A Premium subscription costs € 9,99 per month. After deducting 21% VAT, that leaves € 8,26. This amount is distributed as follows:

  • € 2,48 to € 2,89 for the music service (30-35%)
  • € 4,13 to € 4,54 for record labels (50-55%)
  • € 1,07 to € 1,24 for royalties (13-15%)

Look to the future

We are nearing the end of this page. and it’s time to look to the future. There are a few developments affecting the world of music copyright. And your income.

In this final part, we discuss the value gap and the new law to end it.

 

New directive to end value gap

Lots of music is added to major international platforms by the users themselves. This is also referred to as user-generated content. Until recently, these platforms didn’t have to pay for this content.

Sometimes a payment was made, but it was far too little in relation to the value of the content. Online platforms were able to do so because the law was unclear on whether the platforms were responsible for this content. This created a ‘value gap’: the gap between the actual value of content and what is paid for it.
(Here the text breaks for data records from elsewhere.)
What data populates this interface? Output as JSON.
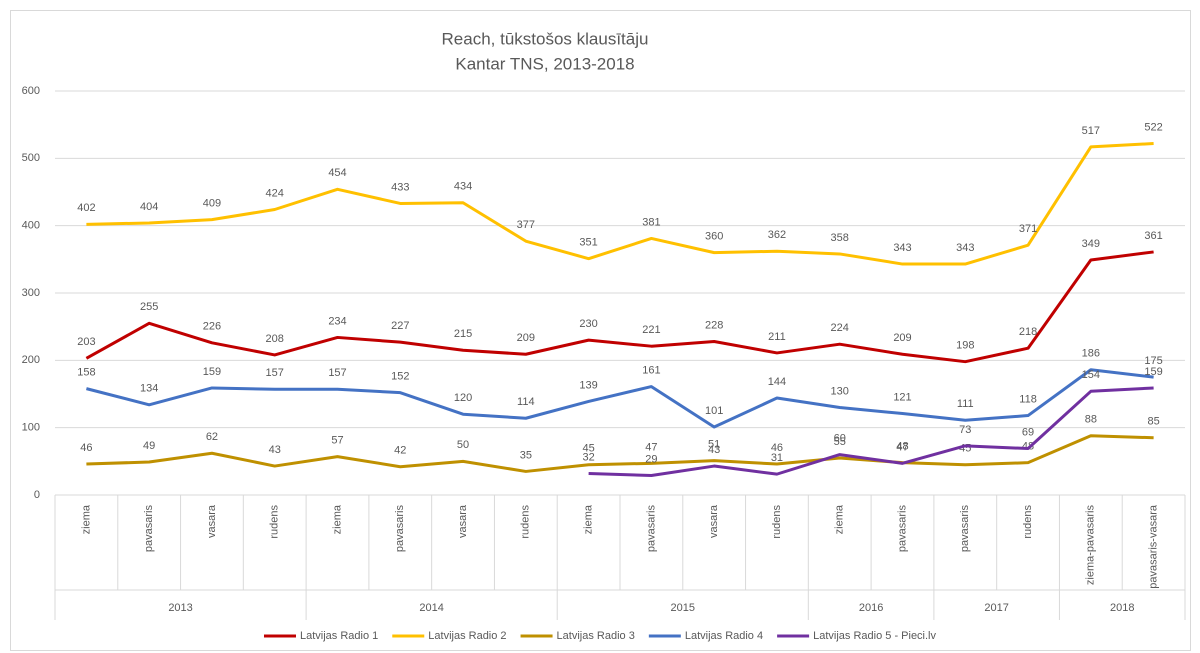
{
  "chart_data": {
    "type": "line",
    "title": "Reach, tūkstošos klausītāju",
    "subtitle": "Kantar TNS, 2013-2018",
    "category_groups": [
      {
        "label": "2013",
        "categories": [
          "ziema",
          "pavasaris",
          "vasara",
          "rudens"
        ]
      },
      {
        "label": "2014",
        "categories": [
          "ziema",
          "pavasaris",
          "vasara",
          "rudens"
        ]
      },
      {
        "label": "2015",
        "categories": [
          "ziema",
          "pavasaris",
          "vasara",
          "rudens"
        ]
      },
      {
        "label": "2016",
        "categories": [
          "ziema",
          "pavasaris"
        ]
      },
      {
        "label": "2017",
        "categories": [
          "pavasaris",
          "rudens"
        ]
      },
      {
        "label": "2018",
        "categories": [
          "ziema-pavasaris",
          "pavasaris-vasara"
        ]
      }
    ],
    "series": [
      {
        "name": "Latvijas Radio 1",
        "color": "#c00000",
        "values": [
          203,
          255,
          226,
          208,
          234,
          227,
          215,
          209,
          230,
          221,
          228,
          211,
          224,
          209,
          198,
          218,
          349,
          361
        ]
      },
      {
        "name": "Latvijas Radio 2",
        "color": "#ffc000",
        "values": [
          402,
          404,
          409,
          424,
          454,
          433,
          434,
          377,
          351,
          381,
          360,
          362,
          358,
          343,
          343,
          371,
          517,
          522
        ]
      },
      {
        "name": "Latvijas Radio 3",
        "color": "#bf9000",
        "values": [
          46,
          49,
          62,
          43,
          57,
          42,
          50,
          35,
          45,
          47,
          51,
          46,
          55,
          48,
          45,
          48,
          88,
          85
        ]
      },
      {
        "name": "Latvijas Radio 4",
        "color": "#4472c4",
        "values": [
          158,
          134,
          159,
          157,
          157,
          152,
          120,
          114,
          139,
          161,
          101,
          144,
          130,
          121,
          111,
          118,
          186,
          175
        ]
      },
      {
        "name": "Latvijas Radio 5 - Pieci.lv",
        "color": "#7030a0",
        "values": [
          null,
          null,
          null,
          null,
          null,
          null,
          null,
          null,
          32,
          29,
          43,
          31,
          60,
          47,
          73,
          69,
          154,
          159
        ]
      }
    ],
    "ylim": [
      0,
      600
    ],
    "yticks": [
      0,
      100,
      200,
      300,
      400,
      500,
      600
    ],
    "grid": true,
    "legend": "bottom"
  }
}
With effect from 7 June 2021, this has changed. A new law, based on a European Directive, is intended to address this gap. The directive now clearly states that creators are entitled to “appropriate and proportionate” payment.

For copyright enthusiasts: see Article 18 of the directive. This is now the law and we’re going to follow it.

There has been a lot of publicity surrounding Article 17. This raises the possibility that content could be blocked. We were a little surprised by this concern. In all our years of operation, we have never blocked content. However, it could still be the case that a specific platform cuts off access to music if they can’t work things out with our colleagues.

The new directive reinforces what we have always strived for. We remain committed to improving payments and conditions for composers, songwriters and their publishers.